Volume and neuron number of the lateral geniculate nucleus in schizophrenia and mood disorders

Abstract
Subjects with schizophrenia show deficits in visual perception that suggest changes predominantly in the magnocellular pathway and/or the dorsal visual stream important for visiospatial perception. We previously found a substantial 25% reduction in neuron number of the primary visual cortex (Brodmann’s area 17, BA17) in postmortem tissue from subjects with schizophrenia. Also, many studies have found reduced volume and neuron number of the pulvinar—the large thalamic association nucleus involved in higher-order visual processing. Here, we investigate if the lateral geniculate nucleus (LGN), the visual relay nucleus of the thalamus, has structural changes in schizophrenia.
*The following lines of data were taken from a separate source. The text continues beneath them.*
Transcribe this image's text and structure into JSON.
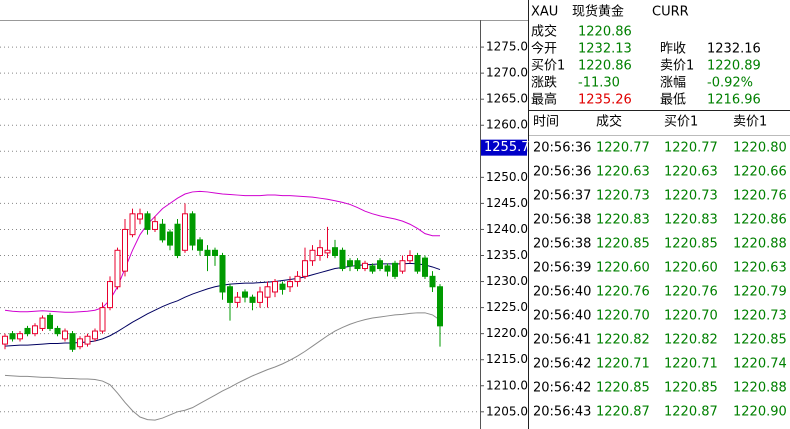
{
  "chart_data": {
    "type": "candlestick",
    "ylim": [
      1201.7,
      1280.2
    ],
    "yticks": [
      {
        "value": 1205,
        "label": "1205.0"
      },
      {
        "value": 1210,
        "label": "1210.0"
      },
      {
        "value": 1215,
        "label": "1215.0"
      },
      {
        "value": 1220,
        "label": "1220.0"
      },
      {
        "value": 1225,
        "label": "1225.0"
      },
      {
        "value": 1230,
        "label": "1230.0"
      },
      {
        "value": 1235,
        "label": "1235.0"
      },
      {
        "value": 1240,
        "label": "1240.0"
      },
      {
        "value": 1245,
        "label": "1245.0"
      },
      {
        "value": 1250,
        "label": "1250.0"
      },
      {
        "value": 1255,
        "label": "1255.0"
      },
      {
        "value": 1260,
        "label": "1260.0"
      },
      {
        "value": 1265,
        "label": "1265.0"
      },
      {
        "value": 1270,
        "label": "1270.0"
      },
      {
        "value": 1275,
        "label": "1275.0"
      }
    ],
    "grid": true,
    "up_color": "#e8002e",
    "down_color": "#009a00",
    "price_marker": 1255.7,
    "price_marker_color": "#0000c8",
    "open": [
      1218,
      1220,
      1219,
      1221,
      1220,
      1221,
      1223.5,
      1221,
      1219,
      1220,
      1217.5,
      1218,
      1219,
      1220.5,
      1225,
      1229,
      1232,
      1239,
      1242,
      1243,
      1240,
      1241,
      1239.5,
      1241,
      1236,
      1243,
      1238,
      1236,
      1236,
      1235,
      1229,
      1226,
      1228,
      1227,
      1226,
      1227,
      1228,
      1229.5,
      1229,
      1230,
      1231,
      1234,
      1235,
      1235.5,
      1236.5,
      1236,
      1234,
      1234,
      1232.5,
      1233,
      1234,
      1233,
      1233.5,
      1232,
      1234,
      1235,
      1234.5,
      1231,
      1229
    ],
    "high": [
      1220,
      1220.5,
      1220.5,
      1221.5,
      1222,
      1223.5,
      1224,
      1221.5,
      1221,
      1220.5,
      1219.5,
      1220,
      1221,
      1226,
      1231,
      1236.5,
      1242,
      1244,
      1244,
      1243.5,
      1242.5,
      1242,
      1240,
      1242,
      1245,
      1243.5,
      1238.5,
      1237,
      1236.5,
      1235.5,
      1229.5,
      1228,
      1228.5,
      1227.5,
      1229,
      1230,
      1230.5,
      1230,
      1231,
      1232,
      1236.5,
      1237,
      1238,
      1240.5,
      1238,
      1236.5,
      1234.5,
      1234.5,
      1234,
      1233.5,
      1234.5,
      1233.5,
      1234,
      1235,
      1236,
      1235.5,
      1235,
      1232,
      1229.5
    ],
    "low": [
      1217,
      1218.5,
      1218.5,
      1219.5,
      1219.5,
      1220.5,
      1220.5,
      1219.5,
      1218.5,
      1216.5,
      1217,
      1217.5,
      1218.5,
      1220,
      1224.5,
      1228.5,
      1231,
      1238.5,
      1241,
      1239,
      1239.5,
      1237.5,
      1236,
      1234.5,
      1235.5,
      1236,
      1235,
      1232,
      1233,
      1226.5,
      1222.5,
      1225,
      1226,
      1224.5,
      1225,
      1225,
      1227,
      1227.5,
      1228,
      1229,
      1230.5,
      1233,
      1234,
      1234.5,
      1234.5,
      1232,
      1232,
      1232,
      1232,
      1231.5,
      1232,
      1231,
      1230.5,
      1231.5,
      1233.5,
      1231.5,
      1230.5,
      1228,
      1217.5
    ],
    "close": [
      1219.5,
      1219,
      1220,
      1220,
      1221.5,
      1223,
      1221,
      1220,
      1220.5,
      1217,
      1219,
      1219.5,
      1220.5,
      1225,
      1230,
      1236,
      1240,
      1243,
      1243,
      1240,
      1241.5,
      1238,
      1237,
      1235,
      1243,
      1237,
      1236,
      1235,
      1235,
      1228,
      1226,
      1227,
      1227,
      1226,
      1228,
      1229,
      1230,
      1228.5,
      1230,
      1231,
      1234,
      1236,
      1236.5,
      1236,
      1235,
      1232.5,
      1233,
      1232.5,
      1233.5,
      1232,
      1232.5,
      1232,
      1231,
      1234,
      1235,
      1232,
      1231,
      1229,
      1221.5
    ],
    "bands": [
      {
        "color": "#d000d0",
        "values": [
          1224.5,
          1224.3,
          1224.2,
          1224.2,
          1224.3,
          1224.4,
          1224.3,
          1224.2,
          1224.1,
          1224.1,
          1224.2,
          1224.3,
          1224.5,
          1225,
          1226.5,
          1229,
          1232.5,
          1236,
          1239,
          1241,
          1242.5,
          1244,
          1245,
          1246,
          1246.8,
          1247.2,
          1247.3,
          1247.2,
          1247,
          1246.8,
          1246.7,
          1246.6,
          1246.5,
          1246.5,
          1246.5,
          1246.6,
          1246.6,
          1246.5,
          1246.5,
          1246.4,
          1246.3,
          1246.2,
          1246,
          1245.8,
          1245.5,
          1245.2,
          1244.8,
          1244.2,
          1243.5,
          1243,
          1242.6,
          1242.3,
          1242,
          1241.6,
          1241,
          1240.2,
          1239.2,
          1238.8,
          1238.8
        ]
      },
      {
        "color": "#000060",
        "values": [
          1217.6,
          1217.7,
          1217.8,
          1217.8,
          1217.9,
          1218,
          1218.1,
          1218.1,
          1218.2,
          1218.2,
          1218.3,
          1218.4,
          1218.6,
          1219,
          1219.6,
          1220.4,
          1221.3,
          1222.2,
          1223,
          1223.8,
          1224.5,
          1225.2,
          1225.8,
          1226.3,
          1227,
          1227.6,
          1228.1,
          1228.6,
          1229,
          1229.3,
          1229.5,
          1229.6,
          1229.7,
          1229.7,
          1229.8,
          1229.9,
          1230,
          1230.2,
          1230.4,
          1230.6,
          1230.9,
          1231.3,
          1231.7,
          1232.1,
          1232.5,
          1232.7,
          1232.9,
          1233.1,
          1233.2,
          1233.3,
          1233.4,
          1233.4,
          1233.4,
          1233.4,
          1233.5,
          1233.4,
          1233.2,
          1232.8,
          1232.3
        ]
      },
      {
        "color": "#8c8c8c",
        "values": [
          1212,
          1211.9,
          1211.8,
          1211.8,
          1211.7,
          1211.6,
          1211.6,
          1211.5,
          1211.4,
          1211.4,
          1211.3,
          1211.3,
          1211.2,
          1210.9,
          1210.2,
          1208.6,
          1206.8,
          1205.2,
          1204,
          1203.5,
          1203.4,
          1203.8,
          1204.4,
          1205,
          1205.3,
          1205.8,
          1206.6,
          1207.4,
          1208.2,
          1209,
          1209.7,
          1210.5,
          1211.2,
          1211.9,
          1212.5,
          1213.1,
          1213.6,
          1214.2,
          1214.9,
          1215.7,
          1216.6,
          1217.6,
          1218.6,
          1219.6,
          1220.5,
          1221.2,
          1221.8,
          1222.3,
          1222.7,
          1223,
          1223.2,
          1223.4,
          1223.6,
          1223.7,
          1223.9,
          1224,
          1224,
          1223.6,
          1222.6
        ]
      }
    ]
  },
  "quote": {
    "symbol": "XAU",
    "name": "现货黄金",
    "code": "CURR",
    "rows": [
      [
        {
          "label": "成交",
          "value": "1220.86",
          "color": "#008000"
        }
      ],
      [
        {
          "label": "今开",
          "value": "1232.13",
          "color": "#008000"
        },
        {
          "label": "昨收",
          "value": "1232.16",
          "color": "#000000"
        }
      ],
      [
        {
          "label": "买价1",
          "value": "1220.86",
          "color": "#008000"
        },
        {
          "label": "卖价1",
          "value": "1220.89",
          "color": "#008000"
        }
      ],
      [
        {
          "label": "涨跌",
          "value": "-11.30",
          "color": "#008000"
        },
        {
          "label": "涨幅",
          "value": "-0.92%",
          "color": "#008000"
        }
      ],
      [
        {
          "label": "最高",
          "value": "1235.26",
          "color": "#e00000"
        },
        {
          "label": "最低",
          "value": "1216.96",
          "color": "#008000"
        }
      ]
    ]
  },
  "trades": {
    "columns": [
      "时间",
      "成交",
      "买价1",
      "卖价1"
    ],
    "price_color": "#008000",
    "rows": [
      [
        "20:56:36",
        "1220.77",
        "1220.77",
        "1220.80"
      ],
      [
        "20:56:36",
        "1220.63",
        "1220.63",
        "1220.66"
      ],
      [
        "20:56:37",
        "1220.73",
        "1220.73",
        "1220.76"
      ],
      [
        "20:56:38",
        "1220.83",
        "1220.83",
        "1220.86"
      ],
      [
        "20:56:38",
        "1220.85",
        "1220.85",
        "1220.88"
      ],
      [
        "20:56:39",
        "1220.60",
        "1220.60",
        "1220.63"
      ],
      [
        "20:56:40",
        "1220.76",
        "1220.76",
        "1220.79"
      ],
      [
        "20:56:40",
        "1220.70",
        "1220.70",
        "1220.73"
      ],
      [
        "20:56:41",
        "1220.82",
        "1220.82",
        "1220.85"
      ],
      [
        "20:56:42",
        "1220.71",
        "1220.71",
        "1220.74"
      ],
      [
        "20:56:42",
        "1220.85",
        "1220.85",
        "1220.88"
      ],
      [
        "20:56:43",
        "1220.87",
        "1220.87",
        "1220.90"
      ]
    ]
  }
}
We used stereological methods based on unbiased principles of sampling (Cavalieri’s principle and the optical fractionator) to estimate the total volume and neuron number of the magno- and parovocellular parts of the left LGN in postmortem brains from nine subjects with schizophrenia, seven matched normal comparison subjects and 13 subjects with mood disorders. No significant schizophrenia-related structural differences in volume or neuron number of the left LGN or its major subregions were found, but we did observe a significantly increased total volume of the LGN, and of the parvocellular lamina and interlaminar regions, in the mood group. These findings do not support the hypothesis that subjects with schizophrenia have structural changes in the LGN. Therefore, our previous observation of a schizophrenia-related reduction of the primary visual cortex is probably not secondary to a reduction in the LGN.